I am getting the same error as well, were you able to find a fix? My VCF file has a only 113 mismatches and 1962 lines, but when I run fixref, all 1962 become unresolved and then gets deleted because of the -d flag.
@Celestic1 The problem was partly fixed when I first converted my VCF file to BCF using the view
command in bcftools and then ran the fixref
, at least then I didn't get an empty outfile. Maybe that could work for you? However, the outfile didn't seem 100 % correct so I've started to suspect that there is some other error with my VCF file not connected to the fixref
. Hope that helped!
@idalarsson Okay thank you, I will try it out and let you know how it goes.
Edit: Update, converting my files to BCF did not work, I will have to ask around since I can't find my answer anywhere online :( and my work is bugging me to get it done asap lol.
Four years later and I have been faced with the same problem :( Was there a solution to this issue @idalarsson ?
Hello,
I have a very annoying problem and hope that you can help me.
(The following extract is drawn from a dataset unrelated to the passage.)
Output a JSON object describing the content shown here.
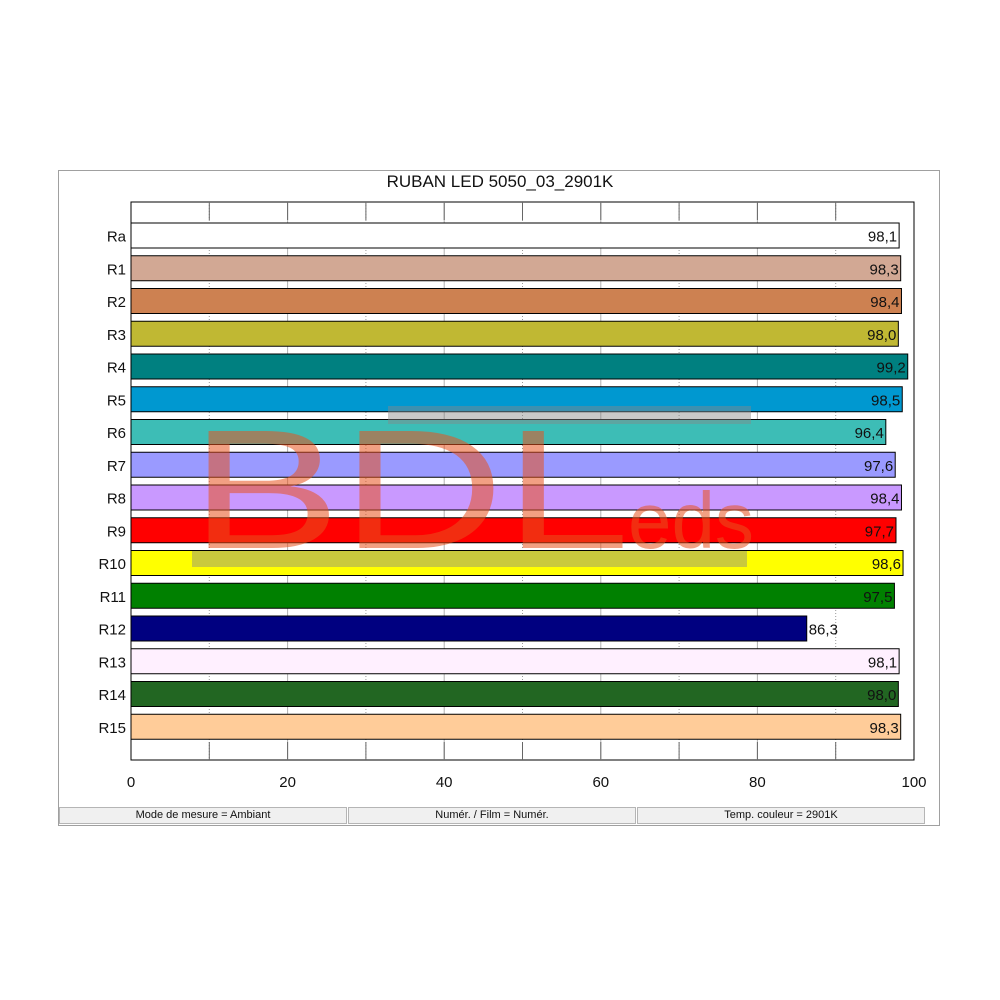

I have a vcf file containing appr 800 000 snps (with rs id) from 95 subjects. The vcf-file was generated from .bed, .bim and .fam-files using plink(1.9).
I want to use the Sanger Imputation service, but when trying this I got an error message saying "The input file sanity check failed, "bcftools norm -ce" exited with the following message: Reference allele mismatch at 1:3 .. REF_SEQ:'N' vs VCF:'T'". I therefore started looking into the recommendations about using bcftools to check my file.
First, I changed the chromosome-names using
bcftools annotate
. From what I can see this worked fine, at least when looking at the metainfo in the vcf-file.Thereafter I ran the
bcftools +fixref
command to obtain stats about my file. I ran this against the recommended reference file from Sanger, i.e. GRCh37 reference fasta. I get the following stats:Apparently, 75% mismatched with the reference (?). Therefore I tried using the recommended allele swapping command:
bcftools +fixref vcffromR.chrfix.vcf -Ob -o fixref.vcf -- -d -f human_g1k_v37.fasta -i All_20180418.new.vcf.gz
After a couple of minutes the run ended, only showing the message "Reference base mismatch at 1:101471825 .. A vs C". A file called fixref.vcf has been generated but this one is empty.
Do you have any idea what's the problem with this? I have tried solving this error in all the ways I can come up with but nothing works. Thank you in advance!